Covisint has licensed and is hosting the Enterprise Buyer Desktop Edition e-procurement application for use by participants in the e-marketplace. Covisint will also use Commerce One auction and catalog content solutions. Commerce One Global Services is providing Covisint with both strategic and technical consulting resources.
Commerce One has powered more than $1.5 billion to date in transactions for Covisint and its trading partners General Motors and DaimlerChrysler.
Under the terms of the agreement, Commerce One will receive consideration in keeping with its typical e-marketplace customer relationships, including cash compensation, a share of the e-marketplace revenue and an equity interest in Covisint. Commerce One is the only technology partner with revenue share in Covisint.
We look forward to continuing our efforts with Covisint to deliver a global e-marketplace platform for the automotive industry, said Mark Hoffman, chairman and CEO of Commerce One. Covisint is an excellent example of Commerce One's business model and reflects our commitment to moving the world's business commerce onto the Web.
Commerce One is a key partner in making Covisint a cornerstone for e-commerce in the automotive industry, said Rico Digirolamo, Covisint interim CEO. Commerce One's technology and experience are a vital asset in our efforts, and we look forward to continuing our success together.
Details of the Definitive Agreement
Commerce One will be entitled to share in the revenues generated by the Covisint exchange for an anticipated 10-year term. Commerce One also received a two percent equity interest in Covisint. This equity interest will be held in escrow and released to Commerce One only upon the successful completion of its restructuring into a holding company as described below. Commerce One will also receive cash compensation for the consulting services that it will provide to Covisint.
In connection with the Covisint transactions, Commerce One will undergo a corporate restructuring into a holding company. Once the restructuring occurs, all of Commerce One's outstanding shares of common stock will automatically be converted into shares of the holding company common stock at a one-for-one conversion rate. As a result, Commerce One Inc. will become a wholly owned subsidiary of the new holding company. The holding company will continue the business of Commerce One and will become the new Commerce One.
Upon the signing of the Covisint agreements on Friday, Dec. 8th, the Commerce One holding company issued 14.4 million shares of its common stock to Ford and 14.4 million shares of its common stock to GM. Half of each of Ford's and GM's shares will be held in escrow and will be released to Ford and GM in December 2002 upon the satisfaction of certain conditions under the Covisint agreement. Otherwise, the shares will not be released to these companies until June 2004.

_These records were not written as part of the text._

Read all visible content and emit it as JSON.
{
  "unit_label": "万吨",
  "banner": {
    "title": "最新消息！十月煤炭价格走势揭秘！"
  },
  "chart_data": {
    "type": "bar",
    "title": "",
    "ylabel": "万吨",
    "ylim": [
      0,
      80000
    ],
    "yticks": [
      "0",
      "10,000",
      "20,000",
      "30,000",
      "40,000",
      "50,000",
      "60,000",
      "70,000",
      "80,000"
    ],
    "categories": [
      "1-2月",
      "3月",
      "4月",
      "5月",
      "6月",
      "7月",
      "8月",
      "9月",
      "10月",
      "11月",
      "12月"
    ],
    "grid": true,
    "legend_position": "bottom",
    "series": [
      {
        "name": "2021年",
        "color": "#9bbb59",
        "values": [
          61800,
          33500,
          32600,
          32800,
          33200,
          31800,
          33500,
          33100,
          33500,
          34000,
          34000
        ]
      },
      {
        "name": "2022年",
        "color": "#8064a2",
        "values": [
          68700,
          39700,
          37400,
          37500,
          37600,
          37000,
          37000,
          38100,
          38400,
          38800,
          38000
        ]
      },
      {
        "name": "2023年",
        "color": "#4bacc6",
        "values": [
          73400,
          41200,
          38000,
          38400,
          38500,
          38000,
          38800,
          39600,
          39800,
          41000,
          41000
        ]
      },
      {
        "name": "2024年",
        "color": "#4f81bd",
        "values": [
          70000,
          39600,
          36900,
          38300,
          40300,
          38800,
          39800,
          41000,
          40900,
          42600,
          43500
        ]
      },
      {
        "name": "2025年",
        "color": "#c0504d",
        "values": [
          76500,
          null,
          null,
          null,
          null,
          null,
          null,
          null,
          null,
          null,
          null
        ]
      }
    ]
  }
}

All of the shares of stock issued to Ford and GM will be subject to transfer restrictions for three years and will be entitled to registration rights beginning after three years, subject in each case to limited exceptions. Ford and GM have also agreed to certain standstill restrictions that will limit their ability to acquire additional shares of Commerce One's outstanding stock.
The proposed corporate restructuring is subject to the approval of Commerce One's existing stockholders and is expected to take place in the spring or summer of 2001. In the event this approval is not obtained, the Covisint agreements will remain in place. Commerce One will in that case issue a total 28.8 million shares of its stock directly to Ford and GM in exchange for the 28.8 million shares of holding company stock currently held by them. In either event, these shares of Commerce One common stock will be subject to similar escrow, standstill and transfer provisions, and will be entitled to the same registration rights described above whether or not the corporate restructuring takes place.